Le parfum du printemps embaume l'air. Je l'ai senti dès ce matin.
Attendre n'est pas dans ma nature, je préfère commencer tout de suite, mais Mme Kati dit que la force réside dans le calme.
Alors nous respirons d'abord et nous nous organisons avant de prendre la route. Et la route est l'objectif.
Notre chemin à parcourir et en même temps admirer et raconter. N'oublions pas les pauses.
Nous devons bientôt faire la première, car un bouleau exhibe audacieusement sa nudité.
Parfois, j'aimerais simplement laisser mon manteau de fourrure et me sentir ainsi. Est-ce que se vautrer mène aussi à un but ?
Non loin de là, nous rencontrons un vieux noueux. Pas étonnant qu'il soit piégé dans un filet.
Madame Kati dit qu'il fait juste semblant, car le filet est assez troué.
Nous lui exprimons notre sympathie et bientôt nous ressentons un enthousiasme débordant.
La raison devient visible au prochain virage du chemin. Ici se trouve tout ce dont on peut rêver pour un nouveau fondement.
Que ce soit dans la vie ou pour un abri chaud, un fondement solide vaut son pesant d'or.
Est-ce que cela a bien été compris jusqu'ici ? Nous passons devant un tas de pierres à lire.
En tout cas, je lis définitivement avec mon nez, et ici il y a une véritable bibliothèque pour moi.
Madame Kati se demande si elle préfère plutôt des pierres ou une récolte de vin.
Mais alors j'entends dans son cri exalté qu'un trésor a été découvert.
En effet, il est là, un cœur de pierre ! Mieux ça qu'un cœur de pierre, nous sommes bien d'accord.
En longeant des vestiges marquants du passé, des sculptures d'arbres dans le no man's land le long du chemin, nous réalisons que le vide et le passé sont souvent difficiles à supporter.
Le nouveau est en vue, mais souvent on se retrouve seul avant, les autres étant devant.
Une bande d'épicéas se dresse de manière menaçante devant nous et nous fixe.
Oserons-nous passer à côté de l'ombre du passé ? Aller de l'avant en gardant le regard sur l'horizon derrière ?

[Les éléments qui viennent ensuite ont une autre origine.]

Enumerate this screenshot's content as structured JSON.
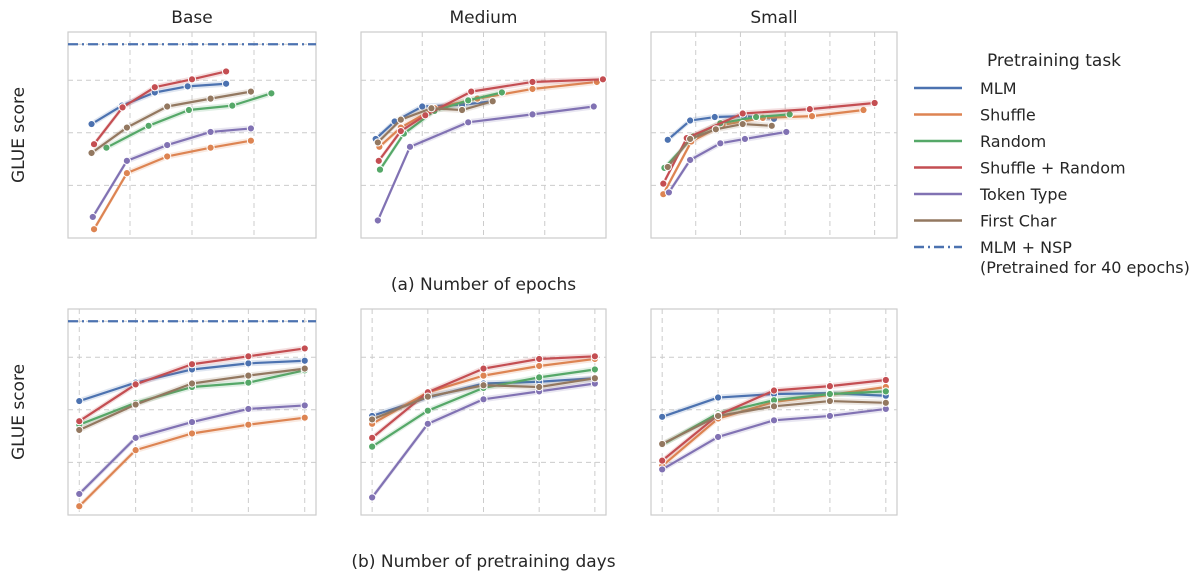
{
  "legend": {
    "title": "Pretraining task",
    "items": [
      {
        "label": "MLM",
        "color": "#4c72b0",
        "dash": false
      },
      {
        "label": "Shuffle",
        "color": "#dd8452",
        "dash": false
      },
      {
        "label": "Random",
        "color": "#55a868",
        "dash": false
      },
      {
        "label": "Shuffle + Random",
        "color": "#c44e52",
        "dash": false
      },
      {
        "label": "Token Type",
        "color": "#8172b3",
        "dash": false
      },
      {
        "label": "First Char",
        "color": "#937860",
        "dash": false
      },
      {
        "label": "MLM + NSP",
        "label2": "(Pretrained for 40 epochs)",
        "color": "#4c72b0",
        "dash": true
      }
    ]
  },
  "chart_data": [
    {
      "type": "line",
      "title": "Base",
      "xlabel": "",
      "ylabel": "GLUE score",
      "xlim": [
        0,
        4
      ],
      "ylim": [
        60,
        83.5
      ],
      "xticks": [
        0,
        1,
        2,
        3,
        4
      ],
      "yticks": [
        60,
        66,
        72,
        78,
        82.1
      ],
      "reference_line": {
        "name": "MLM + NSP",
        "y": 82.1
      },
      "series": [
        {
          "name": "MLM",
          "x": [
            0.38,
            0.87,
            1.4,
            1.93,
            2.55
          ],
          "y": [
            73.0,
            75.1,
            76.6,
            77.3,
            77.6
          ]
        },
        {
          "name": "Shuffle",
          "x": [
            0.42,
            0.95,
            1.6,
            2.3,
            2.95
          ],
          "y": [
            61.0,
            67.4,
            69.3,
            70.3,
            71.1
          ]
        },
        {
          "name": "Random",
          "x": [
            0.62,
            1.3,
            1.95,
            2.65,
            3.28
          ],
          "y": [
            70.3,
            72.8,
            74.6,
            75.1,
            76.5
          ]
        },
        {
          "name": "Shuffle + Random",
          "x": [
            0.42,
            0.88,
            1.4,
            2.0,
            2.55
          ],
          "y": [
            70.7,
            74.9,
            77.2,
            78.1,
            79.0
          ]
        },
        {
          "name": "Token Type",
          "x": [
            0.4,
            0.95,
            1.6,
            2.3,
            2.95
          ],
          "y": [
            62.4,
            68.8,
            70.6,
            72.1,
            72.5
          ]
        },
        {
          "name": "First Char",
          "x": [
            0.38,
            0.95,
            1.6,
            2.3,
            2.95
          ],
          "y": [
            69.7,
            72.6,
            75.0,
            75.9,
            76.7
          ]
        }
      ]
    },
    {
      "type": "line",
      "title": "Medium",
      "xlabel": "(a) Number of epochs",
      "ylabel": "",
      "xlim": [
        0,
        8
      ],
      "ylim": [
        60,
        83.5
      ],
      "xticks": [
        0,
        2,
        4,
        6,
        8
      ],
      "yticks": [
        60,
        66,
        72,
        78
      ],
      "series": [
        {
          "name": "MLM",
          "x": [
            0.48,
            1.1,
            2.0,
            3.3,
            4.3
          ],
          "y": [
            71.3,
            73.3,
            75.0,
            75.2,
            75.6
          ]
        },
        {
          "name": "Shuffle",
          "x": [
            0.6,
            1.3,
            2.4,
            3.8,
            5.6,
            7.7
          ],
          "y": [
            70.4,
            72.6,
            74.8,
            75.9,
            77.0,
            77.8
          ]
        },
        {
          "name": "Random",
          "x": [
            0.62,
            1.4,
            2.4,
            3.5,
            4.6
          ],
          "y": [
            67.8,
            71.9,
            74.5,
            75.7,
            76.6
          ]
        },
        {
          "name": "Shuffle + Random",
          "x": [
            0.58,
            1.3,
            2.1,
            3.6,
            5.6,
            7.9
          ],
          "y": [
            68.8,
            72.2,
            74.0,
            76.7,
            77.8,
            78.1
          ]
        },
        {
          "name": "Token Type",
          "x": [
            0.55,
            1.6,
            3.5,
            5.6,
            7.6
          ],
          "y": [
            62.0,
            70.4,
            73.2,
            74.1,
            75.0
          ]
        },
        {
          "name": "First Char",
          "x": [
            0.55,
            1.3,
            2.3,
            3.3,
            4.3
          ],
          "y": [
            70.9,
            73.5,
            74.8,
            74.6,
            75.6
          ]
        }
      ]
    },
    {
      "type": "line",
      "title": "Small",
      "xlabel": "",
      "ylabel": "",
      "xlim": [
        0,
        11
      ],
      "ylim": [
        60,
        83.5
      ],
      "xticks": [
        0,
        2,
        4,
        6,
        8,
        10
      ],
      "yticks": [
        60,
        66,
        72,
        78
      ],
      "series": [
        {
          "name": "MLM",
          "x": [
            0.75,
            1.75,
            2.85,
            4.15,
            5.5
          ],
          "y": [
            71.2,
            73.4,
            73.8,
            73.9,
            73.6
          ]
        },
        {
          "name": "Shuffle",
          "x": [
            0.55,
            1.8,
            3.2,
            5.0,
            7.2,
            9.5
          ],
          "y": [
            65.0,
            71.0,
            72.9,
            73.7,
            73.9,
            74.6
          ]
        },
        {
          "name": "Random",
          "x": [
            0.6,
            1.9,
            3.1,
            4.7,
            6.2
          ],
          "y": [
            68.0,
            71.6,
            73.1,
            73.8,
            74.1
          ]
        },
        {
          "name": "Shuffle + Random",
          "x": [
            0.55,
            1.6,
            4.1,
            7.1,
            10.0
          ],
          "y": [
            66.2,
            71.4,
            74.2,
            74.7,
            75.4
          ]
        },
        {
          "name": "Token Type",
          "x": [
            0.8,
            1.75,
            3.1,
            4.2,
            6.05
          ],
          "y": [
            65.2,
            68.9,
            70.8,
            71.3,
            72.1
          ]
        },
        {
          "name": "First Char",
          "x": [
            0.75,
            1.75,
            2.9,
            4.1,
            5.4
          ],
          "y": [
            68.1,
            71.3,
            72.4,
            73.0,
            72.8
          ]
        }
      ]
    },
    {
      "type": "line",
      "title": "",
      "xlabel": "",
      "ylabel": "GLUE score",
      "xlim": [
        0.8,
        5.2
      ],
      "ylim": [
        60,
        83.5
      ],
      "xticks": [
        1,
        2,
        3,
        4,
        5
      ],
      "yticks": [
        60,
        66,
        72,
        78,
        82.1
      ],
      "reference_line": {
        "name": "MLM + NSP",
        "y": 82.1
      },
      "series": [
        {
          "name": "MLM",
          "x": [
            1,
            2,
            3,
            4,
            5
          ],
          "y": [
            73.0,
            75.1,
            76.6,
            77.3,
            77.6
          ]
        },
        {
          "name": "Shuffle",
          "x": [
            1,
            2,
            3,
            4,
            5
          ],
          "y": [
            61.0,
            67.4,
            69.3,
            70.3,
            71.1
          ]
        },
        {
          "name": "Random",
          "x": [
            1,
            2,
            3,
            4,
            5
          ],
          "y": [
            70.3,
            72.8,
            74.6,
            75.1,
            76.5
          ]
        },
        {
          "name": "Shuffle + Random",
          "x": [
            1,
            2,
            3,
            4,
            5
          ],
          "y": [
            70.7,
            74.9,
            77.2,
            78.1,
            79.0
          ]
        },
        {
          "name": "Token Type",
          "x": [
            1,
            2,
            3,
            4,
            5
          ],
          "y": [
            62.4,
            68.8,
            70.6,
            72.1,
            72.5
          ]
        },
        {
          "name": "First Char",
          "x": [
            1,
            2,
            3,
            4,
            5
          ],
          "y": [
            69.7,
            72.6,
            75.0,
            75.9,
            76.7
          ]
        }
      ]
    },
    {
      "type": "line",
      "title": "",
      "xlabel": "(b) Number of pretraining days",
      "ylabel": "",
      "xlim": [
        0.8,
        5.2
      ],
      "ylim": [
        60,
        83.5
      ],
      "xticks": [
        1,
        2,
        3,
        4,
        5
      ],
      "yticks": [
        60,
        66,
        72,
        78
      ],
      "series": [
        {
          "name": "MLM",
          "x": [
            1,
            2,
            3,
            4,
            5
          ],
          "y": [
            71.3,
            73.4,
            75.0,
            75.2,
            75.6
          ]
        },
        {
          "name": "Shuffle",
          "x": [
            1,
            2,
            3,
            4,
            5
          ],
          "y": [
            70.4,
            74.0,
            75.9,
            77.0,
            77.8
          ]
        },
        {
          "name": "Random",
          "x": [
            1,
            2,
            3,
            4,
            5
          ],
          "y": [
            67.8,
            71.9,
            74.5,
            75.7,
            76.6
          ]
        },
        {
          "name": "Shuffle + Random",
          "x": [
            1,
            2,
            3,
            4,
            5
          ],
          "y": [
            68.8,
            74.0,
            76.7,
            77.8,
            78.1
          ]
        },
        {
          "name": "Token Type",
          "x": [
            1,
            2,
            3,
            4,
            5
          ],
          "y": [
            62.0,
            70.4,
            73.2,
            74.1,
            75.0
          ]
        },
        {
          "name": "First Char",
          "x": [
            1,
            2,
            3,
            4,
            5
          ],
          "y": [
            70.9,
            73.5,
            74.8,
            74.6,
            75.6
          ]
        }
      ]
    },
    {
      "type": "line",
      "title": "",
      "xlabel": "",
      "ylabel": "",
      "xlim": [
        0.8,
        5.2
      ],
      "ylim": [
        60,
        83.5
      ],
      "xticks": [
        1,
        2,
        3,
        4,
        5
      ],
      "yticks": [
        60,
        66,
        72,
        78
      ],
      "series": [
        {
          "name": "MLM",
          "x": [
            1,
            2,
            3,
            4,
            5
          ],
          "y": [
            71.2,
            73.4,
            73.8,
            73.9,
            73.6
          ]
        },
        {
          "name": "Shuffle",
          "x": [
            1,
            2,
            3,
            4,
            5
          ],
          "y": [
            65.6,
            71.0,
            72.9,
            73.7,
            74.6
          ]
        },
        {
          "name": "Random",
          "x": [
            1,
            2,
            3,
            4,
            5
          ],
          "y": [
            68.0,
            71.6,
            73.1,
            73.8,
            74.1
          ]
        },
        {
          "name": "Shuffle + Random",
          "x": [
            1,
            2,
            3,
            4,
            5
          ],
          "y": [
            66.2,
            71.4,
            74.2,
            74.7,
            75.4
          ]
        },
        {
          "name": "Token Type",
          "x": [
            1,
            2,
            3,
            4,
            5
          ],
          "y": [
            65.2,
            68.9,
            70.8,
            71.3,
            72.1
          ]
        },
        {
          "name": "First Char",
          "x": [
            1,
            2,
            3,
            4,
            5
          ],
          "y": [
            68.1,
            71.3,
            72.4,
            73.0,
            72.8
          ]
        }
      ]
    }
  ]
}
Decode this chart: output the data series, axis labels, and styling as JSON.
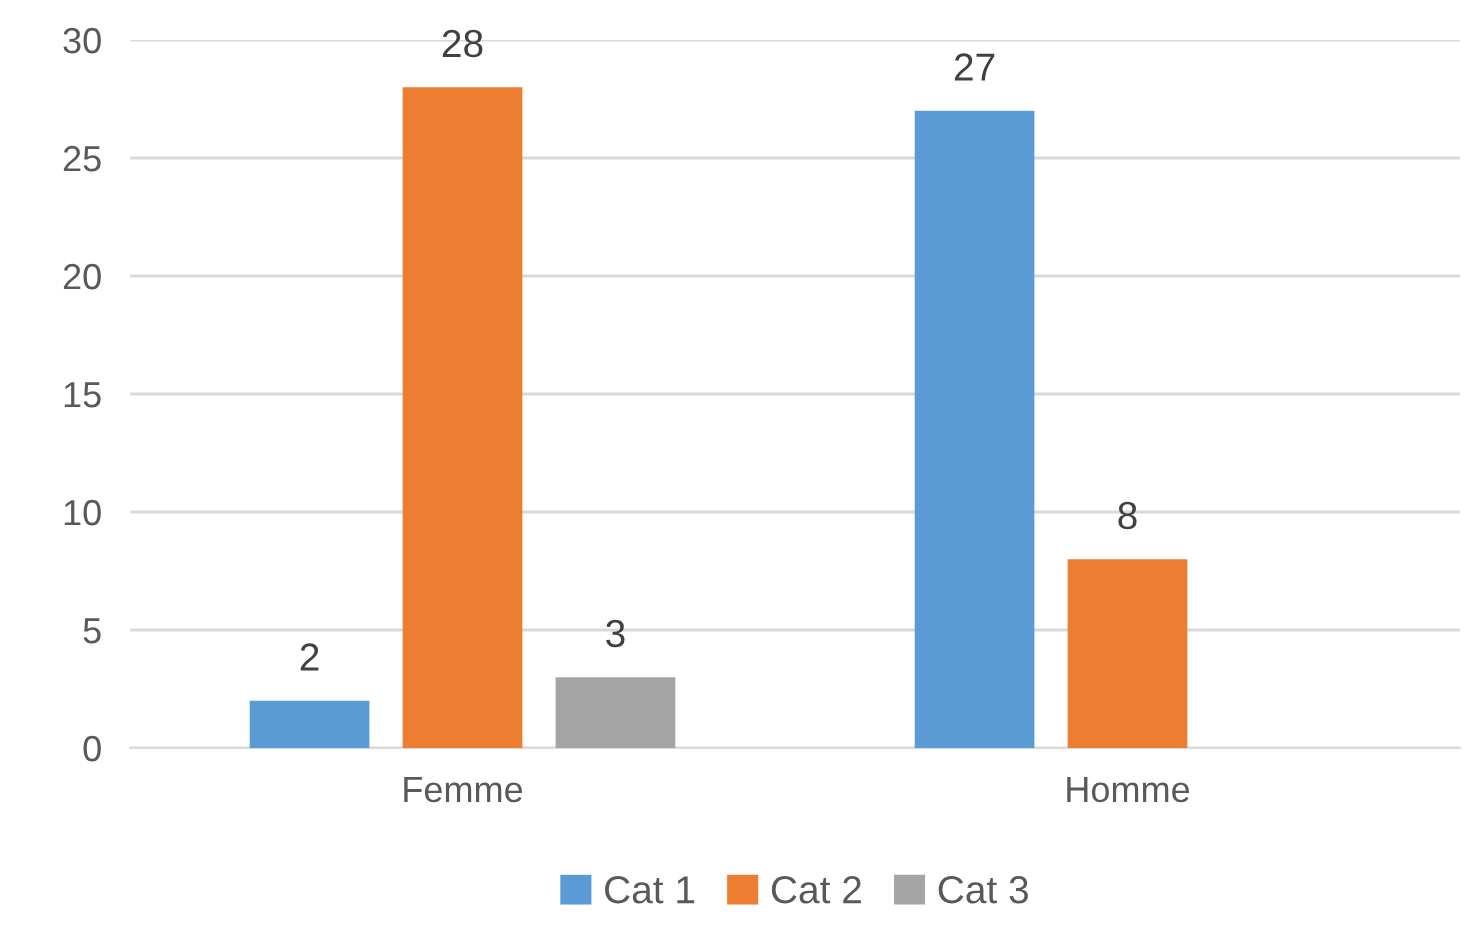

Ce n'est bientôt plus qu'un souvenir.
Alors nous le voyons. L'arbre des sages, gardien du temps, qui unit tout, l'ancien et le nouveau.
Il est un médiateur et il n'est pas surprenant que tous ces individus d'arbres au bord du chemin lui aient succombé.
Je me sens également à l'aise près de lui. D'après les odeurs, les animaux de la forêt aussi. Comme c'est passionnant pour mon nez.
Après avoir eu l'honneur de le passer dignement et que j'ai goûté quelques douceurs apaisantes, Madame Kati aperçoit la terre promise au bord de la forêt.
Là où tout est uni et de nouveaux chemins s'ouvrent. Là où les cerfs paissent et où l'air sent le changement.
Une autre vallée s'ouvre à nous, comme si nous avions voyagé à une époque différente.
Nous profitons de la vue, même si j'ai encore un peu de mal à mettre mon nez en pause.
Sur le chemin du retour, nous pouvons enregistrer une découverte particulièrement précieuse.
Le 'prendre pied' à ce nouveau niveau reçoit ici même sa propre sculpture.
En passant devant une variété d'art en bois, Madame Kati découvre même une figure qui l'incite à réfléchir. Comprendre les gens...
Pourquoi ?
Les contradictions font partie de la vie, comme le sel dans la soupe, dit-elle en désignant la beauté sans tête.
Nous terminons notre ronde d'aujourd'hui avec l'impression d'une dernière mue des anciennes et superflues restes du passé.
Quelques arbres ici sont si gentils et nous montrent cela de manière très illustrative.
Cadeau d'adieu, c'est l'œuvre d'un sculpteur, qui nous offre un dernier enchantement de couleurs et apporte beaucoup d'émotion à Madame Kati avant que nous ne prenions notre chemin du retour, satisfaits et riches d'impressions.